Mari Galakan Kembali Gerakan “Mendampingi Anak 20 Menit Sehari”

Uncategorized
hubungan-baik-antara-anak-dan-orangtua-ilustrasi-_150907064007-479

Kasus kekerasan pada anak beberapa waktu terakhir ini mengalami peningkatan. Hal ini semakin mengerikan karena pelaku kekerasan biasanya merupakan korban kekerasan sebelumnya. Perilaku melakukan kekerasan ini menjadi seperti mata rantai yang terus terhubung dan tidak ada habisnya.

Untuk itu, diperlukan upaya untuk menyelesaikan persoalan ini. Orang tua harus memberikan perhatian dan perlindungan terhadap anak. Sedini mungkin anak harus merasakan kasih sayang dari orang terdekatnya terutama orang tua.

Gerakan 20 Menit Mendampingi Anak merupakan gerakan yang diusung oleh Pusat Pelayanan Terpadu Perlindungan Perempuan dan Anak  (P2TP2A) Jawa Barat pada 20 Mei 2014 lalu. Gerakan ini terus digalakan hingga saat ini. Melalui gerakan ini, diharapkan orang tua akan terpacu dalam mendampingi anak. Karena saat ini, dengan kesibukannya banyak orang tua yang hanya memiliki sedikit waktu untuk mendampingi anaknya.

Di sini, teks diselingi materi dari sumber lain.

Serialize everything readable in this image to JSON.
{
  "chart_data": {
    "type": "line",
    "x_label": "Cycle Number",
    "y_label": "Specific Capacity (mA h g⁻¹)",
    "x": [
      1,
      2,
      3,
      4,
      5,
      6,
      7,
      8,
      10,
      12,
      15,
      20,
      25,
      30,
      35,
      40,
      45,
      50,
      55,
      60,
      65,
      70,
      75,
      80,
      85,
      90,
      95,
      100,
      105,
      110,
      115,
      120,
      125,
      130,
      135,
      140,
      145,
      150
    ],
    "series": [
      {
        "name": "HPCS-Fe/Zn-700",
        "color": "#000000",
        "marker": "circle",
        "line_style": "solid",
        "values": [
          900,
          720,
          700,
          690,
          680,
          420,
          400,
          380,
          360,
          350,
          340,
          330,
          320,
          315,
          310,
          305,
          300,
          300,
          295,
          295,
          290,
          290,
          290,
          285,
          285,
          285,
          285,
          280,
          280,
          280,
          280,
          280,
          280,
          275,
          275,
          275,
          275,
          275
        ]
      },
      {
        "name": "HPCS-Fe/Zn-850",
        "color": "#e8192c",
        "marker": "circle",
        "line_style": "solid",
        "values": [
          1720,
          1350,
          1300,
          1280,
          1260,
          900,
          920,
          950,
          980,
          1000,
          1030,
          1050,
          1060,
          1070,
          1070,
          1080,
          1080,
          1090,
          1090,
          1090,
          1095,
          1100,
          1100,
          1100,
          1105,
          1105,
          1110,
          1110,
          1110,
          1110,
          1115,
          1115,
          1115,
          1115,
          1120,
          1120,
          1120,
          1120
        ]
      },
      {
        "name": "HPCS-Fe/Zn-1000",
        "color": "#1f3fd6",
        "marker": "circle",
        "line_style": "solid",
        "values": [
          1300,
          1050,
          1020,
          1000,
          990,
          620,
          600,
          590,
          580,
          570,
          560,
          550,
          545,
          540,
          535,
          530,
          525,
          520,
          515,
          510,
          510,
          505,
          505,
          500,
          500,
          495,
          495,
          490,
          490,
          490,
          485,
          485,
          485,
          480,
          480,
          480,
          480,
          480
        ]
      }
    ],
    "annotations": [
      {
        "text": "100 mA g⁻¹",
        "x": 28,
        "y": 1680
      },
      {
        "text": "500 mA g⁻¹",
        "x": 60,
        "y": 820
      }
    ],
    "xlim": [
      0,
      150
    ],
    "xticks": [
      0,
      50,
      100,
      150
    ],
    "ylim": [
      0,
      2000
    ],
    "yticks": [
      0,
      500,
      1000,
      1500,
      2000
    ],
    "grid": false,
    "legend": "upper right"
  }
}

Waktu yang digunakan untuk gerakan ini adalah jam 18.30-18.50 setiap harinya. Pada jam tersebut diharapkan orang tua mampu berkomunikasi langsung dengan anak dan bisa mengesampingkan teknologi untuk bertatap muka dengan anaknya selama 20 menit.

“Gerakan ini menjadi salah satu upaya preventif untuk mencegah bertambahnya kasus-kasus kekerasan pada anak,” ujar Ketua P2TP2A Jabar Netty Prasetyani

Netty berharap, kegiatan ini bisa menggugah kesadaran masyarakat untuk memperhatikan anak-anak mereka.

Lewat Gerakan 20 Menit Orangtua Mendampingi Anak, para orangtua diharapkan sadar atas peran yang harus dijalankannya. Gerakan itu pun diharapkan jadi titik awal untuk menumbuhkan kembali kesadaran orangtua. “Gerakan ini diharapkan jadi starting point untuk menyemangati dan merevitalisasi keluarga,” ucap Netty.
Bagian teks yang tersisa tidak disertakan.